Underrepresented objects in Plant Biology: The clubroot pathogen Plasmodiophora brassicae

Why we need more experts in clubroot research

Guest post by Susann Auer

Funding for plant disease research is crucial for scientists as it aids in providing necessary resources for resistance breeding and commercial exploitation of results. It also helps to keep the amount of trained experts high who help policy-makers make informed decisions on disease management and disease prevention strategies. Lack of funding and basic knowledge will ultimately lead to the underrepresentation of certain plant diseases and lack of awareness.

Sadly this is the case for the ´non-standard´ plant pathogen Plasmodiophora brassicae, the causal agent of clubroot disease. This soil-borne disease causes infected plants to produce large root galls and stunted stems, often followed by wilting and death of the host (Fig. 1). The pathogen belongs to the Phytomyxea, a taxonomic group within the Rhizaria that includes few other important plant pathogens such as Spongospora subterranea, the causal agent of powdery scab in potato, and Polymyxa spp., a transmitter of plant viruses.

Life cycle of the clubroot pathogen Plasmodiophora brassicae

Clubroot is one of the most damaging diseases of Brassica crops worldwide, global average yield losses are estimated to be around 15% each year. What this number does not show is the routinely observed 100% economic loss on infected sites where clubroot infestation in the soil has reached a peak. These fields look totally devastated with wilted plants laying on the soil and only few having produced a thin stem with a few flowers on top. It is therefore partially understandable when farmers plough in or abandon heavily infested field sites as it is costly and probably not even possible to harvest these plants. But doing so has dramatic consequences on the spread and persistence of the clubroot disease in the soil. The plant root serves as one huge resting spore production machinery during the biphasic life cycle of the pathogen. When the spores reach maturity, they are liberated from decaying root tissues in the nearby soil and can stay infective for a decade or longer even if no suitable host is present. But there is always a host. Intercropping with other Brassicas such as mustard or fodder varieties provides suitable hosts for the germinating Plasmodiophora zoospores. Theoretically, one successful zoospore is enough to keep the population of the pathogen alive as this one spore multiplies in the root hairs to form a multicellular plasmodium which upon maturity releases secondary zoospores that infect the cortex and lead to the mass production of resting spores within the outer root tissue. The problem is, all these things happen under the soil surface. At the beginning of the infection you might even observe a better growth of the plant as cytokinin and auxin metabolism is triggered upon infection with clubroot. And who, if not a trained expert, rips out plants from a field to check if the roots are uncommonly swollen?

So far we lack available control strategies that are efficient, sustainable and environmentally friendly. This is partially due to a lack of funding and relatively few papers on the disease compared to other long known pathogens (Plasmodiophora was described 140 years ago). A huge problem is the chronic shortage of experienced scientists working on clubroot, especially in Europe and Asia. The people working on clubroot in Europe (although it affects almost all states in which Brassicas are grown!) fit comfortably in one small room at each conference where meetings of the self-proclaimed ´clubrooters´ occur.

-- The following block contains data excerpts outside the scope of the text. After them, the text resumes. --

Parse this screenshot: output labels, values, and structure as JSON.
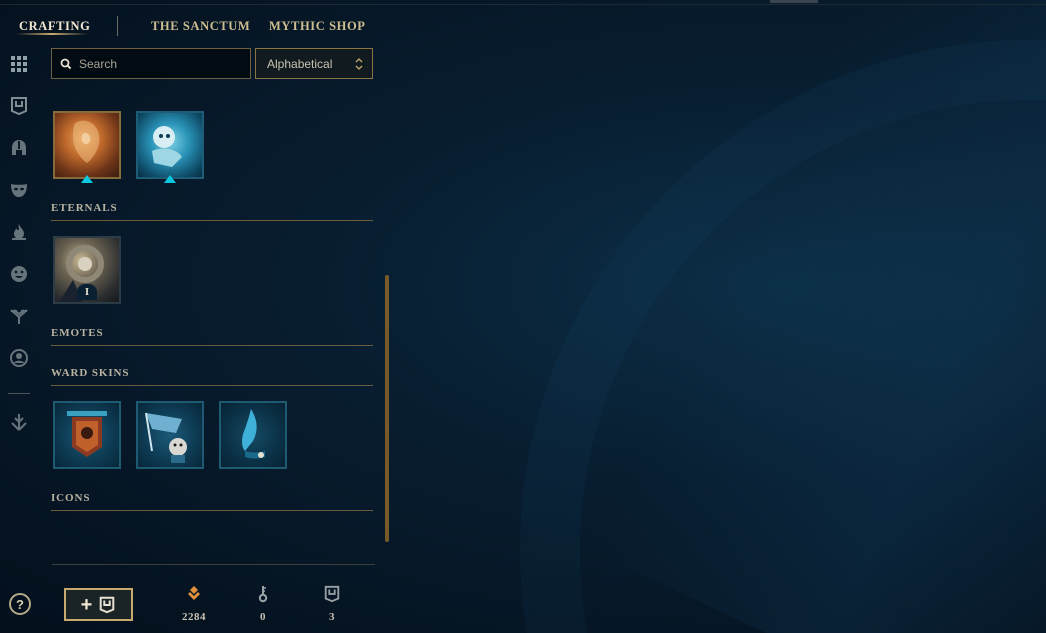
{
  "nav": {
    "tabs": [
      {
        "label": "CRAFTING",
        "active": true
      },
      {
        "label": "THE SANCTUM",
        "active": false
      },
      {
        "label": "MYTHIC SHOP",
        "active": false
      }
    ]
  },
  "sidebar": {
    "items": [
      {
        "icon": "grid-icon"
      },
      {
        "icon": "chest-icon"
      },
      {
        "icon": "helmet-icon"
      },
      {
        "icon": "mask-icon"
      },
      {
        "icon": "flame-icon"
      },
      {
        "icon": "emote-face-icon"
      },
      {
        "icon": "ward-icon"
      },
      {
        "icon": "profile-icon"
      },
      {
        "icon": "arrow-down-icon"
      }
    ],
    "help_label": "?"
  },
  "search": {
    "placeholder": "Search",
    "value": ""
  },
  "sort": {
    "selected": "Alphabetical"
  },
  "sections": {
    "eternals": "ETERNALS",
    "emotes": "EMOTES",
    "ward_skins": "WARD SKINS",
    "icons": "ICONS"
  },
  "eternal_badge": "I",
  "footer": {
    "currencies": [
      {
        "name": "orange-essence",
        "value": "2284"
      },
      {
        "name": "key",
        "value": "0"
      },
      {
        "name": "chest",
        "value": "3"
      }
    ]
  },
  "colors": {
    "gold": "#c8aa6e",
    "accent_cyan": "#0ac8e0",
    "orange_essence": "#e08f3a"
  }
}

Unfortunately, the average age of scientists working on clubroot is close to 50 and lack of funding directly and negatively impacts training of a next generation of scientists working on – and very crucial – understanding the specific disease biology of clubroot. There is so much more we need to understand first about the pathogen before we can find suitable ways in controlling and managing the disease on already infested fields. Recently, scientists started to make progress in identifying clubroot effectors, but the work is tedious as we lack a proper amount of genetic ressources to confirm these in all available and known Plasmodiophora isolates. With more labs working on the disease and using their specific skill sets, clubroot research would move forward at a larger pace and at the same time equip future researchers working in agricultural contexts to get extensive training on a hard-to-control disease. Let´s hope for a brighter future with a pro-funding environment and increase in researchers, willing to dive deeper and investigate the clubroot pathogen with its unique biology.